Y así es. Según datos oficiales publicados por el Ministerio de Asuntos Económicos, estos 10.000 millones se sumarán a los 140.000 que se habilitaron durante pandemia –un primer paquete de 100.000 millones y un segundo de 40.000–. Del montante total, Economía reconoce que no se ha agotado todo el crédito disponible, ya que hasta la fecha se autorizaron casi 103.800 millones de euros. Por tanto, aún quedarían en caja otros 36.000 millones que no se concedieron –28.900 millones de la línea de inversión y 7.300 millones del apartado de liquidez–, ya que la demanda se redujo considerablemente desde mediados del año pasado. «Aún así, bienvenidos sean», celebraron las mismas fuentes.
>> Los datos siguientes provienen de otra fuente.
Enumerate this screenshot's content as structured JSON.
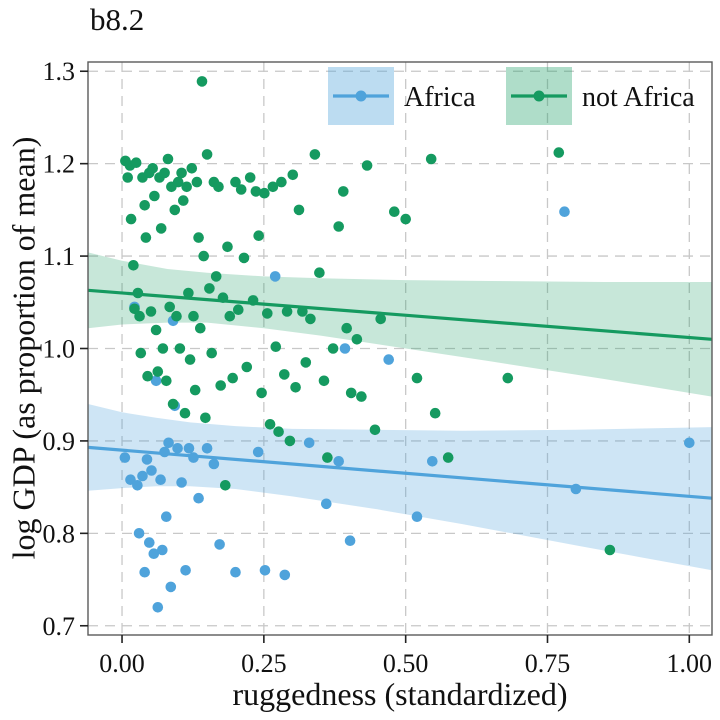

El Plan Nacional de Respuesta al Impacto de la Guerra recoge un conjunto de medidas «que van a servir para proteger a los sectores y ciudadanos más afectados, para repartir de forma justa los efectos de la guerra y para preservar al máximo la senda de crecimiento y de creación de empleo», explicó Sánchez ante los empresarios más importantes del país. La principales medidas se agrupan en cinco bloques principales.

Medidas sociales

Habrá una bonificación mínima de 20 céntimos para todos los ciudadanos por litro en los carburantes. Se aplicará una rebaja de 15 céntimos, mientras que las petroleras establecerán un mínimo de 5 céntimos. El Ejecutivo prohibirá que se realice el despido procedente indemnizado a una persona con 20 días por año trabajado y, además, se establecerá un mandato de mantenimiento del empleo para las empresas que acudan a los ERTE. Habrá un límite máximo del 2% de subida de alquiler , el Ingreso Mínimo aumentará un 15% durante los próximos tres meses y el bono social eléctrico se extiende a 600.000 familias. Además, se prórroga la rebaja impositiva en la factura de la luz, del 10% del IVA para los pequeños consumidores, al 0,5% el impuesto especial a la electricidad y la suspensión del impuesto a la generación eléctrica.

Medidas para empresas

Se habilitará la citada línea de avales de créditos ICO por 10.000 millones y se alargará durante tres meses el plazo de vencimiento de estos préstamos avalados por el Estado, así como el plazo de carencia para los sectores más afectados. También habrá ayudas de 430 millones a la agricultura, ganadería y pesca y 500 millones para la industria electrointensiva. Se dispondrá de ayudas adicionales para el sector industrial, el exportador y el de la cultura, pero no se han concretado.

Medidas al transporte

Habrá una inyección de más de 1.000 millones en ayudas directas; rebaja mínima de 20 céntimos por litro de combustible; 450 millones de euros para ayudas directas a las empresas de transporte de mercancías y de pasajeros, que se elevará a los 1.250 euros a camiones, si es un autobús serán 900, 500 euros por furgoneta y 300 euros por taxi, VTC o ambulancia. Se reducirá el plazo de devolución del impuesto sobre hidrocarburos. En vez de tres meses se hará en un plazo de un mes.

Medidas energéticas

Se aprobarán medidas excepcionales y temporales para fijar el precio del gas, cuya cuantía por el momento no se ha detallado, y se actualizará el régimen retributivo, que será específico de la producción de energía eléctrica a partir de fuentes de energía renovables, cogeneración y residuos, por 1.800 millones. Habrá extensión del mecanismo para reducir exceso de beneficios del mercado eléctrico.

Medidas en ciberseguridad

Se activará un plan nacional de ciberseguridad, que contará con más de 150 actuaciones esenciales y estará dotado con más de 1.000 millones, se constituirá un centro de operaciones de ciberseguridad de la Administración General del Estado y de sus organismos públicos y se fortalecerá la seguridad de las nuevas redes de comunicaciones electrónicas 5G.